Review: The Perfect Stranger
Rating: 3 Stars
I have found that if you have not read a writer before, don’t read their best rated book first, because it will set the bar higher for subsequent books. I had not read Megan Miranda before, and all reviews pointed at All The Missing Girls being the greatest book ever written. Of course, that made me wary of getting it. As I was ordering some books from Amazon, I saw The Perfect Stranger by Megan Miranda, and added it to my basket without reading any reviews or ratings. I wasn’t disappointed.
Leah Stevens moves to a small town in Pennsylvania with her friend Emmy Grey. She needs to start over and leave behind the scandal that ended her journalism career and almost destroyed her. She takes up a teaching position in the local high school while Emmy, with her background in NGO work, struggles with part-time jobs. It is not a peaceful existence as she struggles with forgetting her past and getting used to living in the isolated house near the lake that Emmy was intent on living in.

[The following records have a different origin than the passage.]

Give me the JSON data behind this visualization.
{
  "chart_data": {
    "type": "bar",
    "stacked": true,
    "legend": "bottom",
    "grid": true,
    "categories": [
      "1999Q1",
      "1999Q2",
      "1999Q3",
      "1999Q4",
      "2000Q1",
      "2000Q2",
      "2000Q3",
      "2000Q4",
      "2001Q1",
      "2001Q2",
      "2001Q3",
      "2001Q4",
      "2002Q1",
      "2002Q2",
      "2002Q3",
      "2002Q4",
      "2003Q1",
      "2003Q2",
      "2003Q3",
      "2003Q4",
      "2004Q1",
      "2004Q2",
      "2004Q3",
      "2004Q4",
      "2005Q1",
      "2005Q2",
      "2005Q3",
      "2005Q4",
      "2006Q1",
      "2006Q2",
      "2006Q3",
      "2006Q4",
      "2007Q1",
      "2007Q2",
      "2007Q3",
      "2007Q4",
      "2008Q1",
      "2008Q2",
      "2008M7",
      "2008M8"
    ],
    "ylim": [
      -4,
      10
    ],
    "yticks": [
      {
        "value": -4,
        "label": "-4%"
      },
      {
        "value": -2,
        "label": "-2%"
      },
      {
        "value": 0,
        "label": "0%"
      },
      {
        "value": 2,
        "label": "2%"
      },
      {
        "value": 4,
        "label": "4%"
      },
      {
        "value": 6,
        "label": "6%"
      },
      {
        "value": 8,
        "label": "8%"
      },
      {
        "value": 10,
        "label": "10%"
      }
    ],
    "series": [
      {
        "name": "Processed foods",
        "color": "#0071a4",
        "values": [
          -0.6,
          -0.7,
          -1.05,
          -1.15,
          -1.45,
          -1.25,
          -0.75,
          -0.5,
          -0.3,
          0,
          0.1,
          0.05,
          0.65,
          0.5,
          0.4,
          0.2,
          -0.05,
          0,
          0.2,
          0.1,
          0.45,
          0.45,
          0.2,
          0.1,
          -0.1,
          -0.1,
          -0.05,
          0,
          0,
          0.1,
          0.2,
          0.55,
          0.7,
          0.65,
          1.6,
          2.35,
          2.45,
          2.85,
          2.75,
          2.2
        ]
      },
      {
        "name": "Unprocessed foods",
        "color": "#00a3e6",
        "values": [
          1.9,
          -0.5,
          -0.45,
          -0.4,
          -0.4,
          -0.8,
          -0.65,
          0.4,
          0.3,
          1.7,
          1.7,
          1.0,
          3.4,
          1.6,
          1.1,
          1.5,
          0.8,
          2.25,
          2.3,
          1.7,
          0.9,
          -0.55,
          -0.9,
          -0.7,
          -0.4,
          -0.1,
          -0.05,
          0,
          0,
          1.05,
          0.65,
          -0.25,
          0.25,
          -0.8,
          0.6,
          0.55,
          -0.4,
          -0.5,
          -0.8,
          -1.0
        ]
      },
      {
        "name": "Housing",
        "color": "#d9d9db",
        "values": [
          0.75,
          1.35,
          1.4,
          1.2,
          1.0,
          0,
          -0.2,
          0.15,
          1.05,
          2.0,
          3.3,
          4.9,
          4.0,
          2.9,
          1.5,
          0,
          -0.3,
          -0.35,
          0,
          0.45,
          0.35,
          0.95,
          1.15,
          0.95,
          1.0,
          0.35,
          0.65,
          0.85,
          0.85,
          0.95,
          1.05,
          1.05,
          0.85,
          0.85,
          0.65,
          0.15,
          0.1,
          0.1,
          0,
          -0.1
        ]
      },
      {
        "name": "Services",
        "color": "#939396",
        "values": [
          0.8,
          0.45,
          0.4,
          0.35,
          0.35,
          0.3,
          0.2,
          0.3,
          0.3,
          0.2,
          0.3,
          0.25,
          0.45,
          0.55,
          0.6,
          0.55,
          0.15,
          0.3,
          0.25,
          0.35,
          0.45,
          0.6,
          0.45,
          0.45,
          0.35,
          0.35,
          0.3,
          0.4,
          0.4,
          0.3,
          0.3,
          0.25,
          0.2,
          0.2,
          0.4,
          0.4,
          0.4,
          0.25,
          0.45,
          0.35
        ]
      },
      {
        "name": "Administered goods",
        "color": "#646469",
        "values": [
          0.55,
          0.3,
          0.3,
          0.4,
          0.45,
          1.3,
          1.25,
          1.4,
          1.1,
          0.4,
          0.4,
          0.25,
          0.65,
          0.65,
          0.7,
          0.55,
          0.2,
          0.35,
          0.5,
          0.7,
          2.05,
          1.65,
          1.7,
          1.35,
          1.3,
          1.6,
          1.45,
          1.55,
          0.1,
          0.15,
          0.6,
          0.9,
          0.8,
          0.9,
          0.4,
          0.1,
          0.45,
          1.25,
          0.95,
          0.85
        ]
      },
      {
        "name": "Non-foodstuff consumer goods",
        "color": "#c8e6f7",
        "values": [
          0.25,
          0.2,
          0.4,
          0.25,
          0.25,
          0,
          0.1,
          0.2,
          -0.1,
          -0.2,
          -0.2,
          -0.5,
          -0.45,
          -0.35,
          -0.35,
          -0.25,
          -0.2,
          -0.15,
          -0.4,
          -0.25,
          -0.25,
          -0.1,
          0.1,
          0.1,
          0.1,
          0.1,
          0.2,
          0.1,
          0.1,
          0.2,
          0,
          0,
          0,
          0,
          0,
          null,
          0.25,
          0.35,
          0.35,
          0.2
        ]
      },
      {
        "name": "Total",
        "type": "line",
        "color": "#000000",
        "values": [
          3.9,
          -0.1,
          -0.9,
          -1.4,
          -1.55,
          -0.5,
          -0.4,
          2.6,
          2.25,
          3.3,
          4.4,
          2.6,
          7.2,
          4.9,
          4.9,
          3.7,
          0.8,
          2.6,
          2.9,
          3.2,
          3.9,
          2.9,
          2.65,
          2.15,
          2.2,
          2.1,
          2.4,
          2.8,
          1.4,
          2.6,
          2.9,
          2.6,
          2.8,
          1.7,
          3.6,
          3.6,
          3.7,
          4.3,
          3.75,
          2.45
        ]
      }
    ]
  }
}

When there is a vicious crime near Leah’s house, and Leah reports Emmy missing, all hell breaks loose. Leah realizes that her new house is not so safe after all, and someone seems to be stalking her. As things unravel, it dawns on Leah that there is no evidence that Emmy Grey even existed, and now she herself is the prime suspect in a murder investigation. Now Leah not only has to prove herself innocent by finding Emmy Grey, she also has to see her past with new eyes.
The character of Leah is a good one. She has a journalist’s instincts and reactions, and she is ready to go to any length to get to the truth. The setting of the book is also true to a thriller. The glass walls that make the front of the house visible to anyone from outside, struck as quite creepy, and I kept imagining how it would feel to sleep in a house like that. Even though the characters and setting were good, I wish the writer had given some more reality to the narrative.
The irritant in this book was the way Leah Stevens describes everything, from her relationship to her family, to the scandal that made her run away, in terms that seemed to be coming out of the mouth of a psychologist rather than a journalist. Saying something like, “Have you ever wondered if what we’re doing is the only path? If we weren’t meant for something else?” when all her sister asked was what was going on; who talks like that in the real world?
The climax was also a bit of a disappointment. After so many twists and turns, the end was like a fizzled bomb. It was rushed. and there were some loose ends that were not dealt with. The most glaring one being the fate of Theo Burton and how the evidence that seemed so flimsy a couple of pages back, was suddenly enough to detain him. Then there was the last confrontation that was over almost as soon as it began, and leaves you feeling like you were cheated out of a good climax after spending so much time reading the book.
Overall, I enjoyed reading the book and would give it 3.5 stars. I just wish the ending had been a better.